(a) Approval agreement. If CMS approves a State system, a written agreement will be executed between CMS and the Chief Executive Officer of the State. The agreement must incorporate any terms of the State's application for approval of the system as agreed to by the parties and, as a minimum, must contain provisions that require the following:

(1) The system is operated directly by the State or an entity designated by State law.

(2) For purposes of the Medicare program, the State's system applies only to Medicare payments for inpatient, and if applicable, outpatient hospital services.

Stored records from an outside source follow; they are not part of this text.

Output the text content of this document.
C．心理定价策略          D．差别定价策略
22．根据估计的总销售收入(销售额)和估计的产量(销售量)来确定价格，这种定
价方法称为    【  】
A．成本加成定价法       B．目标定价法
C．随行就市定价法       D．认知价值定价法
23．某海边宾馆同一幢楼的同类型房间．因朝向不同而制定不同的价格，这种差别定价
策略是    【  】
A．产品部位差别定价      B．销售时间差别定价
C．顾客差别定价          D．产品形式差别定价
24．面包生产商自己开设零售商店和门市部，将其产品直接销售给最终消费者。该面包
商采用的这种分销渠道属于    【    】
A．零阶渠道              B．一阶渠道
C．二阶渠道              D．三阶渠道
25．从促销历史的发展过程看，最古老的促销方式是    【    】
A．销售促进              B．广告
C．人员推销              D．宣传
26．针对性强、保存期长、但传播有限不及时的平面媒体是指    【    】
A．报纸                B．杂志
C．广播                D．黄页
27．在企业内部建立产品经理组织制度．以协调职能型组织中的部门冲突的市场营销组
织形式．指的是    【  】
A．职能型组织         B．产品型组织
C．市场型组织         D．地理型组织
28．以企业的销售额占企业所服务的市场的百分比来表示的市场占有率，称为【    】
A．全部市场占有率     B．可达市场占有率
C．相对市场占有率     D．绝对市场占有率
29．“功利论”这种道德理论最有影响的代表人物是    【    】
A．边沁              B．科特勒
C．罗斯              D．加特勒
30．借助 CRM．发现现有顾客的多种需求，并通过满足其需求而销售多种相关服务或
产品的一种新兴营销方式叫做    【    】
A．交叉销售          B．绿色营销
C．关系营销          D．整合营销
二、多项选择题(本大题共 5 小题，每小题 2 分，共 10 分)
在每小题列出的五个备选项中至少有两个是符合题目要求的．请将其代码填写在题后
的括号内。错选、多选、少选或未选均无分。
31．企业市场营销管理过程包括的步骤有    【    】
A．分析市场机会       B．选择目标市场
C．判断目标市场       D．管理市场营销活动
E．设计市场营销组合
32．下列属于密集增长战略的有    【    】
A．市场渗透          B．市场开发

(3) The system conforms to applicable Medicare law and regulations other than those relating to the amount of reimbursement for inpatient hospital services, or for inpatient and outpatient services, whichever the State system covers. Applicable regulations include, for example, those describing Medicare benefits and entitlement requirements for program beneficiaries, as explained in parts 406 and 409 of this chapter; the requirements at part 405, subpart J of this chapter specifying conditions of participation for hospitals; the requirements at part 405, subparts A, G, and S of this chapter on Medicare program administration; and all applicable fraud and abuse regulations contained in titles 42 and 45 of the CFR.

(4) The State must obtain CMS's approval of the State's reporting forms and of provider cost reporting forms or other forms that have not been approved by CMS but that are necessary for the collection of required information.

(b) Effective date. An approved State system may not be effective earlier than the date of the approval agreement, which may not be retroactive.